Herkesin (eşimin dahil) üniversite okuması gerektiğini düşünüyorum ancak benim bu düşüncem tamamen insanların farklı kültürleri görmeleri, tanımaları ve sosyal anlamda kendini geliştirmesi için. Ülkemiz oldukça karma olduğu için ve teknoloji geliştiği için de çoğu kişi lisede veya iş yerinde de bunu yapabilir hale geldi zaten. Dediğiniz gibi çoğu bölüm 2-3 yılda tamamlanabiliyorken uzatılmış. Ben psikoloji mezunuyum kendi mesleğimi yapıyorum ancak şu an ülkede çoğu kişi asgari ücret aldığı için lise-üniversite farkı pek kalmadı maddi anlamda. Ben hanımefendinin sorusuna ve ailesinin kafa yapısına istinaden kendimden örnek verdim tabiki herkes için geçerli değil ama kişinin kendini geliştirmesinin ve davranışlarının daha önemli olduğu düşünüyorum evlilik için, maddiyat kaygısından ziyade.ama bu ülkede çoğu üniversite mezunu zaten üni mezunu işi yapmıyor ki?

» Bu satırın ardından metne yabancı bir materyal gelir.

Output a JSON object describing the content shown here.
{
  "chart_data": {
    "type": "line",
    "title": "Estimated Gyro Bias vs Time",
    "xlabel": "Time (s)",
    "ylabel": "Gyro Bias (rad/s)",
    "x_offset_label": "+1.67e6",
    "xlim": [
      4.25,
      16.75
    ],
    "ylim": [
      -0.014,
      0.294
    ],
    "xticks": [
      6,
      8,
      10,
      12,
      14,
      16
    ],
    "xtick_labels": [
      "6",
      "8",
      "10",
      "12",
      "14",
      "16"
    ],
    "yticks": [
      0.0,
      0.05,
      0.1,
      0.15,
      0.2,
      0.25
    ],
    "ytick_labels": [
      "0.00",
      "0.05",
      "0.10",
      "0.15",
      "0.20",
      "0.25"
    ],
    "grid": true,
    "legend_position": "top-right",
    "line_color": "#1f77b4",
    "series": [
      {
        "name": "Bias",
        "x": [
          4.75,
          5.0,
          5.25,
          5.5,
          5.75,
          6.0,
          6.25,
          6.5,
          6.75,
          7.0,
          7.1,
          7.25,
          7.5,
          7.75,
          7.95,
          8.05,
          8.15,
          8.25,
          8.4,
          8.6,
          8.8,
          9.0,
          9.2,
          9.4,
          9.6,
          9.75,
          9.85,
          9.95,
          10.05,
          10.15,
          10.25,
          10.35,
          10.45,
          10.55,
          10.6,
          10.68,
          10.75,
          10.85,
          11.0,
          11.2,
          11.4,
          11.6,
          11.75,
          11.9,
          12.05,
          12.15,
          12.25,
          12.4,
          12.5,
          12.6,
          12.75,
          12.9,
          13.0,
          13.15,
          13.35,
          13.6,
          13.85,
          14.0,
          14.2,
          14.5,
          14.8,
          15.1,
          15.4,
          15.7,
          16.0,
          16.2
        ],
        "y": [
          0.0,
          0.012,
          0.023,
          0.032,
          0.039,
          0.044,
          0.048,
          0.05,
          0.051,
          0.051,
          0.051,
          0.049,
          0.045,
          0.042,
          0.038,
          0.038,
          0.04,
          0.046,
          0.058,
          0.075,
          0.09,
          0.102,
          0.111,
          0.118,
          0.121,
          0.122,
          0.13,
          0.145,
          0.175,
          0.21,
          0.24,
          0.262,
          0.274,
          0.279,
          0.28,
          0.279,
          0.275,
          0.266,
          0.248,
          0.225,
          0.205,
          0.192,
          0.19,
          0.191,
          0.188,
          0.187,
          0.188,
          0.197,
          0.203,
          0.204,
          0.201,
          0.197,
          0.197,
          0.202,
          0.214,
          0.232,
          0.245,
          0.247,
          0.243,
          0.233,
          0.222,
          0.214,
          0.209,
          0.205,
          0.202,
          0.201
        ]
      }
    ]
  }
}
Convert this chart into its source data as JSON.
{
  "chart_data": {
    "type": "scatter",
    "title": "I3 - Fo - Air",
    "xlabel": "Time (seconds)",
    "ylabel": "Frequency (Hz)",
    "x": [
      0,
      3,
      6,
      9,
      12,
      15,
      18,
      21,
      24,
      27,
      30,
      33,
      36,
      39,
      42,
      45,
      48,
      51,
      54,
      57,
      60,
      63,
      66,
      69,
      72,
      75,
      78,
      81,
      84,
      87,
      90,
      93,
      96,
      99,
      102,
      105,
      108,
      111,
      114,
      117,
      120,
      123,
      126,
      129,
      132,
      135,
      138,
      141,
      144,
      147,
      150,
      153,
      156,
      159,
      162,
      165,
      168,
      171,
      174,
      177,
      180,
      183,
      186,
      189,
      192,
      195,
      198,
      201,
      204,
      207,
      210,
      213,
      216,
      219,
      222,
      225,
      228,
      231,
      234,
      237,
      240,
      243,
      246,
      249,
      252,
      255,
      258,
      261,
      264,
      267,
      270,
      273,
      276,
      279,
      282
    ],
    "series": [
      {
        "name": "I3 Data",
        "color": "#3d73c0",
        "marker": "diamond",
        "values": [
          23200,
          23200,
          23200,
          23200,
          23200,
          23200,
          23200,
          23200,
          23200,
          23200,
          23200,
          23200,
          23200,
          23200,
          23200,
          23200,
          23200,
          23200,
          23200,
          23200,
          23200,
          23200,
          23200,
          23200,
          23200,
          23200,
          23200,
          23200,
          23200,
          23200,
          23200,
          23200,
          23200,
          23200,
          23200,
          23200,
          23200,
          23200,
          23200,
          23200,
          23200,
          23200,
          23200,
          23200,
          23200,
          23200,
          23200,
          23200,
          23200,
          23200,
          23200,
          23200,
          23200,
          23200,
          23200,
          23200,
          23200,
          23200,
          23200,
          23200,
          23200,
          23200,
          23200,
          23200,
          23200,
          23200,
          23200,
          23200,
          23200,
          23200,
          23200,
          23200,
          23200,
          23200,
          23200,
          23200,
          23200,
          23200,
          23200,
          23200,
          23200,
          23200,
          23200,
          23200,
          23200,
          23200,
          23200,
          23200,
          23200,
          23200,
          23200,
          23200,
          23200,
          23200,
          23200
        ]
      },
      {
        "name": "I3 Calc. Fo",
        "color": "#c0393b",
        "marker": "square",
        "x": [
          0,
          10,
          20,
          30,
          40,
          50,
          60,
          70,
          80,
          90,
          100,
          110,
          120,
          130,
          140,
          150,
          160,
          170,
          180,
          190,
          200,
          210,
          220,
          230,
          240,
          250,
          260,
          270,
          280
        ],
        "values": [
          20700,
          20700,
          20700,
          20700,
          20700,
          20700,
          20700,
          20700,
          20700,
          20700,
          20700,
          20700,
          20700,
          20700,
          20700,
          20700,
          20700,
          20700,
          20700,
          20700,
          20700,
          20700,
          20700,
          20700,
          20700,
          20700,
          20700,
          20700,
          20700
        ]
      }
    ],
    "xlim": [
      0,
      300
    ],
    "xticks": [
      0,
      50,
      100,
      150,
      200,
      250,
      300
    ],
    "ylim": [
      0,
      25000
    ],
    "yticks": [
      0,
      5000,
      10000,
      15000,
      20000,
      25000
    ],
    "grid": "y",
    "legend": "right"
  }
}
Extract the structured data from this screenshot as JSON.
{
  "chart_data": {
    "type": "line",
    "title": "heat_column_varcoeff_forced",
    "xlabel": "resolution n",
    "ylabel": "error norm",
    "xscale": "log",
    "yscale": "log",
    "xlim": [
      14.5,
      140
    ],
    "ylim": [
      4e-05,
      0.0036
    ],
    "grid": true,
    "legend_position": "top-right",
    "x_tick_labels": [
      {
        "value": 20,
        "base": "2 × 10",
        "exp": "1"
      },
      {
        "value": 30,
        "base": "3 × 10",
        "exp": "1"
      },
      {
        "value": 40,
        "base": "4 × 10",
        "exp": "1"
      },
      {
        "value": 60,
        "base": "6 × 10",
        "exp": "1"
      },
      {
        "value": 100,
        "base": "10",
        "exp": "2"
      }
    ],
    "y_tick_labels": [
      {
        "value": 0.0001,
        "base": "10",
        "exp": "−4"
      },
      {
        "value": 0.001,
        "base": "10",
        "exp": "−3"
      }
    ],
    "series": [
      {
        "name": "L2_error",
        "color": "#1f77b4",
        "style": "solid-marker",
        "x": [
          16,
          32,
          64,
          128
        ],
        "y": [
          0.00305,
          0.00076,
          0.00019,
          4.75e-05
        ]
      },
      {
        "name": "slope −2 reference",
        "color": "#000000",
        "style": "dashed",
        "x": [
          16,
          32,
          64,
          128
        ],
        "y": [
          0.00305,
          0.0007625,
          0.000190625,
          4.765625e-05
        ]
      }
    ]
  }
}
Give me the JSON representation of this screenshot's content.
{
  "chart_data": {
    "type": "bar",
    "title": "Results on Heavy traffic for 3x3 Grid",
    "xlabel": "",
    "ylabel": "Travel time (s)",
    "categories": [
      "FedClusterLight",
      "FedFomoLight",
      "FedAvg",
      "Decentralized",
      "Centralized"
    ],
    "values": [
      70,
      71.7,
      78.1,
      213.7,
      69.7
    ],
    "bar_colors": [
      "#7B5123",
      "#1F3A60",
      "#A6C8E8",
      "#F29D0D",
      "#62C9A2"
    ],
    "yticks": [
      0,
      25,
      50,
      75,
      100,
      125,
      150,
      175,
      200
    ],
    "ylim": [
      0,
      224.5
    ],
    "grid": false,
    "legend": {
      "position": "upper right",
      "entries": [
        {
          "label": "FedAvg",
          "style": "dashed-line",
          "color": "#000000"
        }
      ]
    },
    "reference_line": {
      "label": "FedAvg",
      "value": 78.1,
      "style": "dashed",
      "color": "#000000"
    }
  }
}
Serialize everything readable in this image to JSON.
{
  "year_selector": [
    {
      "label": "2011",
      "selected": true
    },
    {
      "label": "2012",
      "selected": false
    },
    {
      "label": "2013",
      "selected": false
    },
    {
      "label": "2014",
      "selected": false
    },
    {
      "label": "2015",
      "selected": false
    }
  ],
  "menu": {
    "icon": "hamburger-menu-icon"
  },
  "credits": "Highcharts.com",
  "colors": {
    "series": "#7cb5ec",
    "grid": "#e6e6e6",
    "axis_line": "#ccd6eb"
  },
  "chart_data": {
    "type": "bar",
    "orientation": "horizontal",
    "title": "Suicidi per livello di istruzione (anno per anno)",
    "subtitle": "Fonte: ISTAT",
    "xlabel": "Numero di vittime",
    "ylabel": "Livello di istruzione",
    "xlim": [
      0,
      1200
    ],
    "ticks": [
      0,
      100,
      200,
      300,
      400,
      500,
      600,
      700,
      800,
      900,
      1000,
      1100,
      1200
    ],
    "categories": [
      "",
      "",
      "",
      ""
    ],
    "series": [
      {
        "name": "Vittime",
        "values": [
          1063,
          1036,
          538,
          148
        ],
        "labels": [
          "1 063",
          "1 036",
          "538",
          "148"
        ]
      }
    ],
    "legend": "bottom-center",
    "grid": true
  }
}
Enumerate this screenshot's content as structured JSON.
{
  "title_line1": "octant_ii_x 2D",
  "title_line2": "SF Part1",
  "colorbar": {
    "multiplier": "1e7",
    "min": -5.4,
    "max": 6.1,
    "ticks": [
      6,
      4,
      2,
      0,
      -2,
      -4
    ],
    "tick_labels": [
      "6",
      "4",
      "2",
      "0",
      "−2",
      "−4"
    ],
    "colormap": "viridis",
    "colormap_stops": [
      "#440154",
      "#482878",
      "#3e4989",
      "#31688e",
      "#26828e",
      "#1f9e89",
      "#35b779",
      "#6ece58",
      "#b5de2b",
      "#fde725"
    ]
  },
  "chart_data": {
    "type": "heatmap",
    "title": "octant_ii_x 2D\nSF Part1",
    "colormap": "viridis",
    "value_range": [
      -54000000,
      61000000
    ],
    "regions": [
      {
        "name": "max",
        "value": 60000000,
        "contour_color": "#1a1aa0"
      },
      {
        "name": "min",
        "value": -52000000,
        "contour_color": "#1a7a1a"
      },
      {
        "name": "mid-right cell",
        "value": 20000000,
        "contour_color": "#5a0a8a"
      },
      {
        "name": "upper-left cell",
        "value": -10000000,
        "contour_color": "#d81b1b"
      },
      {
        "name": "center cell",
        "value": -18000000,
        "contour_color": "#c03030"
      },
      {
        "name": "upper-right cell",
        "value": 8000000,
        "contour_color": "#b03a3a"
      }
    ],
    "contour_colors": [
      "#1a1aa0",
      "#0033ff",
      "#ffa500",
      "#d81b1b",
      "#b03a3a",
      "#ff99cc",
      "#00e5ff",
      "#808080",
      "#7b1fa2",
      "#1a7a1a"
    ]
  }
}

çoğu mühendis bile mühendislik yapmıyor.
önceki tartışma yeterince uzamadı hadi yeni tartışma çıksın diye yazmıyorum ama bence durum bu:
(sadece ben değil Bilkent mezunuyum ben, (bölüm biz okuduğumuz zamanda paralı öğrenci almıyordu) bizim işletme filan okuyan arkadaşların bile dediği buydu:
bizim bölüm esasen 3 ayda biter, kalan 3.5 yılı network yapalım, ortam kasalım, yaşımız iş yaşı olsun diye okutuyorlar.
mesela bizde tüm lisanslar da 4 sene (eczacılık gibi 5 yıl olanlar filan hariç)
gazetecilik de 4 sene
işletme de 4 sene
eğitim fakültesi herhalde toplam avrupadaki eğitim fakültesi sayısının toplamının 10 katı filan ne kadar öğretmen yetiştiyorlar meçhul
çoğu sistemde 3 yıllık okullar bizde 4 sene
ne okutuyorlar
hiç
bitirme ödevleri, yüksek tezleri dandik ötesi....
kısacası ülkede üniversite mezunları üniversite mezunu gibi olmadığı için lise mezunu kendini geliştirip farkı çok kolay kapabilir zaten sosyal anlamda- isterse
iş anlamında da dediğim gibi çoğu iş için zaten üni mezunu olmak gerekmiyor, öyle derin bir iş piyasamız yok
biz aile yanında durmamak, biraz kendi ayakları üzerinde durmak için insanların 4 yıllık birşeyler yazıp gidip okuduğu anca o şekilde hayata karıştığı insanlar ülkesiyiz.